Il est bien vrai, et c’est une des affirmations fondamentales du message chrétien, que Marie a choisi la meilleure part. Mais il est vrai aussi que le mariage est un sacrement de la loi nouvelle et que jamais le Seigneur ni l’Église n’ont demandé à l’ensemble des chrétiens de renoncer à fonder une famille et d’abandonner leurs responsabilités dans la cité pour se cacher dans la solitude des ermitages. Ce que le Seigneur et l’Église demandent à tous, à ceux qui demeurent dans l’état commun et à ceux qui ont choisi l’état de perfection, c’est de tendre au parfait amour par le chemin du sacrifice et la participation à la Croix. Un chemin est meilleur que l’autre, incontestablement ; mais le chemin qui n’est pas le meilleur n’est pas mauvais pour autant, et jamais du reste il n’a été déclaré mauvais.
Primauté de la contemplation dans tous les états ; prière d’abord ; accomplir les œuvres de Marthe avec le cœur de Marie, lorsque l’on est engagé dans la vie active : la spiritualité pure contient tout cela. Réduire la spiritualité pure à l’érémitisme ou à la claustration est un détournement des maximes de l’Évangile. C’est aussi quelquefois un mensonge odieux. Toutes les fois en effet que des chrétiens, engagés par état de vie dans des responsabilités familiales et sociales, n’ont pas le courage ou la bonne volonté d’y faire face et prétendent néanmoins trouver l’union avec Dieu dans la récitation liturgique des psaumes, la lecture savante de saint Jean de la Croix ou les séjours confortables à l’ombre des abbayes, ils mentent au Seigneur, ils ne lui donnent pas cette fidélité précise qu’il attendait de leur générosité et leur soi-disant spiritualité pure est une manière hypocrite et commode de préserver leur lâcheté, leur paresse et leur égoïsme.
Que la fidélité des chrétiens qui vivent dans l’état commun soit corrélative de la fidélité de ceux qui ont choisi l’état de perfection, que le mariage chrétien par exemple soit solidaire de la chasteté consacrée ; et que d’autre part la lecture des grands spirituels qui se sont purifiés dans la solitude soit extrêmement utile, à condition de transposer, aux chrétiens qui vivent au milieu du monde, de tout cela je suis absolument sûr. Par ailleurs, que le danger ne soit pas négligeable de faire diversion à Dieu et aux biens éternels lorsque l’on a charge des biens temporels, de cela je suis sûr également. Mais ni l’excellence, le primat et la nécessité de la vie parfaite, ni les périls de la vie commune ne doivent faire rêver d’une vie spirituelle qui ne serait pure que par évasion.
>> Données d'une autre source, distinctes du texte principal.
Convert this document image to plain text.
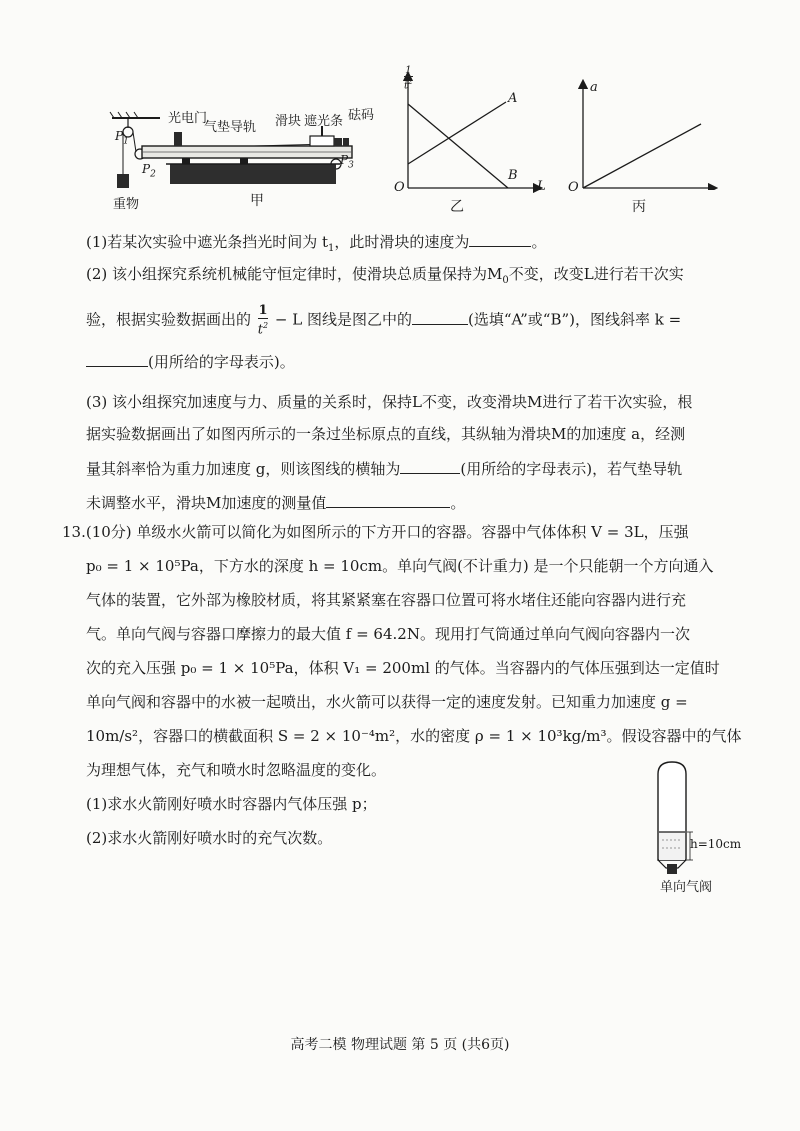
光电门
气垫导轨 滑块 遮光条 砝码
$P_1$
$P_2$
$P_3$
重物	甲
1
$t^2$
A
B
O	L
乙
a
O
丙
(1)若某次实验中遮光条挡光时间为 $t_1$，此时滑块的速度为	。
(2) 该小组探究系统机械能守恒定律时，使滑块总质量保持为$M_0$不变，改变L进行若干次实
验，根据实验数据画出的 $\frac{1}{t^2} - L$ 图线是图乙中的	(选填“A”或“B”)，图线斜率 k =
(用所给的字母表示)。
(3) 该小组探究加速度与力、质量的关系时，保持L不变，改变滑块M进行了若干次实验，根
据实验数据画出了如图丙所示的一条过坐标原点的直线，其纵轴为滑块M的加速度 a，经测
量其斜率恰为重力加速度 g，则该图线的横轴为	(用所给的字母表示)，若气垫导轨
未调整水平，滑块M加速度的测量值	。
13.(10分) 单级水火箭可以简化为如图所示的下方开口的容器。容器中气体体积 V = 3L，压强
p₀ = 1 × 10⁵Pa，下方水的深度 h = 10cm。单向气阀(不计重力) 是一个只能朝一个方向通入
气体的装置，它外部为橡胶材质，将其紧紧塞在容器口位置可将水堵住还能向容器内进行充
气。单向气阀与容器口摩擦力的最大值 f = 64.2N。现用打气筒通过单向气阀向容器内一次
次的充入压强 p₀ = 1 × 10⁵Pa，体积 V₁ = 200ml 的气体。当容器内的气体压强到达一定值时
单向气阀和容器中的水被一起喷出，水火箭可以获得一定的速度发射。已知重力加速度 g =
10m/s²，容器口的横截面积 S = 2 × 10⁻⁴m²，水的密度 ρ = 1 × 10³kg/m³。假设容器中的气体
为理想气体，充气和喷水时忽略温度的变化。
(1)求水火箭刚好喷水时容器内气体压强 p；
(2)求水火箭刚好喷水时的充气次数。	h=10cm
单向气阀
高考二模 物理试题 第 5 页 (共6页)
La vie spirituelle peut et doit être pure même chez ceux qui travaillent à un ordre temporel chrétien. C’est à la condition qu’ils y travaillent non seulement et d’abord en s’adonnant à l’oraison, mais encore en étudiant et mettant en œuvre les enseignements du Vicaire de Jésus-Christ au sujet de cet ordre temporel.
L’ÉGLISE est évangélique non seulement lorsqu’elle définit l’Immaculée Conception ou lorsqu’elle rétablit la vigile pascale mais encore lorsqu’elle dénonce le communisme ou qu’elle donne des directives au sujet de l’école et de l’usine, des armements et de l’État. Ne pas admettre que l’Église même lorsqu’elle intervient dans ces domaines ne soit encore et toujours l’Évangile c’est aussi ne pas admettre l’Évangile.
Quand on lit dans saint Jean le récit de la première comparution de Jésus devant Pilate, ce qui frappe le plus c’est la transcendance de la réponse du Seigneur. D’une manière absolue il se désolidarise de toute royauté temporelle : « Mon royaume n’est pas (originaire) de ce monde. Si mon royaume venait de ce monde mes serviteurs auraient certainement combattu pour que je ne fusse pas livré aux Juifs. Mais non, mon Royaume ne vient pas d’ici-bas ». ([6])
Le pouvoir de Jésus-Christ ne peut être assimilé aux pouvoirs de ce monde ni par l’origine, ni par la nature, ni par les moyens. Pourtant, cette distinction absolue et cette transcendance n’empêchent pas l’extension de son autorité sur les choses de César, à cause de la vocation à la lumière divine qui est celle des sujets de César. Puisque tout homme qui procède de la vérité écoute la voix de Jésus, Jésus a nécessairement autorité sur les choses de César, afin qu’elles permettent aux hommes d’être fidèles à la vérité. Le Seigneur déclare en effet : « Tu le dis, je suis roi. Je suis né et je suis venu dans le monde pour ceci : rendre témoignage à la vérité. Quiconque procède de la vérité écoute ma voix … »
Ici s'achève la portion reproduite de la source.